尊敬する大先輩のお墓参りへ
僕が博報堂に入社したときに、新人研修中に役員からのお話しがあった。故佐藤孝氏だ。今から25年前の話だ。僕ははっきりとその時の佐藤孝さんのお話を覚えている。
社会と生活者、企業と生活者の間に新しい価値を創造する。それが我々広告会社の役割だ。
僕は、広告会社に入社して、たくさんの人たちに出会える可能性を感じ、たくさんのクリエイティブやデザインに埋もれる生活にワクワクしていた。
新人研修が終わって、最初に配属されたのが営業職。僕はクリエイティブ職につきたかったこともあり、最初はショックだった。けれども、その最初の配属先の直属の役員が、佐藤孝さんだったのは、僕の社会人生活に大きな影響を与えてくださったのだ。
佐藤孝さんは、クリエイティブ職を経て、営業職、メディア職など多岐に渡る経験を経て、博報堂DYメディアパートナーズの初代社長に就任した方だ。
「社会をクリエイティブできるのは、営業だぞ」と新人の僕に声をかけてくれた。僕がクリエイティブ職につきたかったのに、営業職に着いたことがショックだったと言うことを知る由もないのに、なぜ彼は声をかけてくれたのだろうか
僕は経験を通して、広告のプロデュースをするということが、世の中に問いを立てることであり、文化をつくることであり、生き方を世の中に投げこむことである、ということが分かってきた。そして、広告の面白さにはまっていった。何より、博報堂の人たちとの仕事、お得意先と言われるクライアントとの仕事が面白くて仕方がなくなった。常に学びの連続だった。
そして、13-15年くらい広告におけるプロデュースをさせていただいた時に、僕は起業したいと考えた。それが10-12年前、博報堂の中で事業をつくることへの挑戦がはじまるきっかけになる。その頃から経営や新規事業に関する本を読み漁るようになった。
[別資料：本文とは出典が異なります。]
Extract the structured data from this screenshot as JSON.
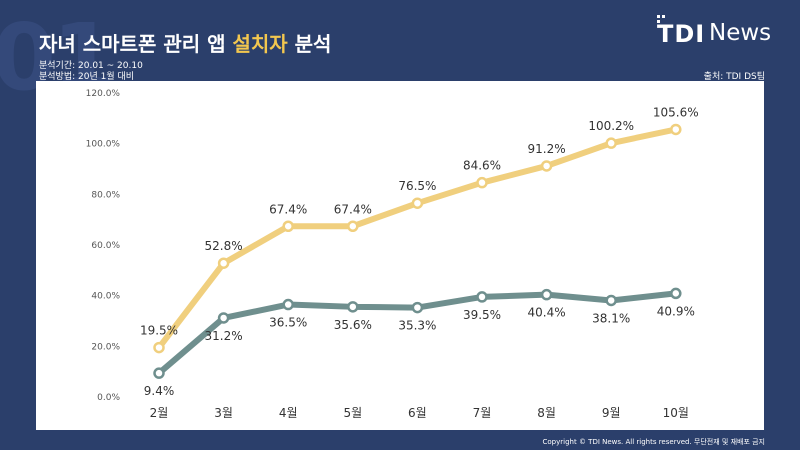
{
  "watermark": "01",
  "title": {
    "pre": "자녀 스마트폰 관리 앱 ",
    "highlight": "설치자",
    "post": " 분석"
  },
  "meta": {
    "period": "분석기간: 20.01 ~ 20.10",
    "method": "분석방법: 20년 1월 대비"
  },
  "source": "출처: TDI DS팀",
  "logo": {
    "tdi": "TDI",
    "news": "News"
  },
  "copyright": "Copyright © TDI News. All rights reserved. 무단전재 및 재배포 금지",
  "colors": {
    "background": "#2b3f6b",
    "highlight": "#f3c74f",
    "series1": "#f0cf7e",
    "series2": "#6f8f8e"
  },
  "chart_data": {
    "type": "line",
    "categories": [
      "2월",
      "3월",
      "4월",
      "5월",
      "6월",
      "7월",
      "8월",
      "9월",
      "10월"
    ],
    "yticks": [
      "0.0%",
      "20.0%",
      "40.0%",
      "60.0%",
      "80.0%",
      "100.0%",
      "120.0%"
    ],
    "ylim": [
      0,
      120
    ],
    "grid": false,
    "legend": "none",
    "series": [
      {
        "values": [
          19.5,
          52.8,
          67.4,
          67.4,
          76.5,
          84.6,
          91.2,
          100.2,
          105.6
        ],
        "labels": [
          "19.5%",
          "52.8%",
          "67.4%",
          "67.4%",
          "76.5%",
          "84.6%",
          "91.2%",
          "100.2%",
          "105.6%"
        ],
        "label_position": "above",
        "color": "#f0cf7e"
      },
      {
        "values": [
          9.4,
          31.2,
          36.5,
          35.6,
          35.3,
          39.5,
          40.4,
          38.1,
          40.9
        ],
        "labels": [
          "9.4%",
          "31.2%",
          "36.5%",
          "35.6%",
          "35.3%",
          "39.5%",
          "40.4%",
          "38.1%",
          "40.9%"
        ],
        "label_position": "below",
        "color": "#6f8f8e"
      }
    ]
  }
}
孝さんのご自宅にお邪魔させて頂いたのは、9-10年前くらいだろうか!? 次の博報堂が目指す事業は何か、我々は何を社会にクリエイティブしていくのか、という問いを頂いた。そのときは、孝さんは既に引退していた。
3年前に、孝さんが亡くなって、昨年からこの時期に、博報堂の先輩方と一緒にお墓参りに来ている。富士山が見える富士霊園にあるお墓参りは、孝さんがつくってくださったご縁でもあり一緒に仕事をした先輩方との同窓会のような感じで心地よい。こういう機会を頂き感謝である。
孝さんのお話しをもっと聴かせてもらいたかった。今僕が楽しく仕事をさせてもらっているお礼と、今の僕の挑戦を報告させて頂いた。
生きることの探求
一緒にお墓参りをした先輩方とのお話しも楽しい。大人になっても、みんな子どもごころを持って、常に何かに挑戦をしている。
10年後、20年後、僕はどう生きたいか!?僕は先輩方と同じように、楽しそうに生きているだろうか!?彼らと話しているだけで、新たな発見や気づきがあって会話が楽しいのだ。本から学ぶこともあるが、生きているうちにその人たちが、どう生きているのか、語り合うことをこれからも続けたい。
そして、博報堂の歴史の話もいろいろ教えて頂いた。会話の中で「主客一如」の考え方の話を聴いた。まさにウェルビーイング経営の根幹と佐藤孝さんが、伝えてくださった全てのステークホルダーに対して新たな関係価値を創り出す話にも繋がると感じるものだった。
自分と自分の周りのコミュニティ、つまり自分たちを「生かしてくれている」すべての存在に、同様に感謝して、新たな価値提供をすること。そして、自分と自分を取り巻く全てのものは、一体となりその一部である。そういう状況がウェルビーイングな生き方に繋がっているように感じた。
僕は、次の10年、次の20年、新たな関係価値を創っていきたい。まさに、社会をクリエイティブする存在でいたい。
今まで紡いできた歴史と、これから創造していく未来にワクワクが止まらないお墓参りになった。孝さん、ありがとうございます。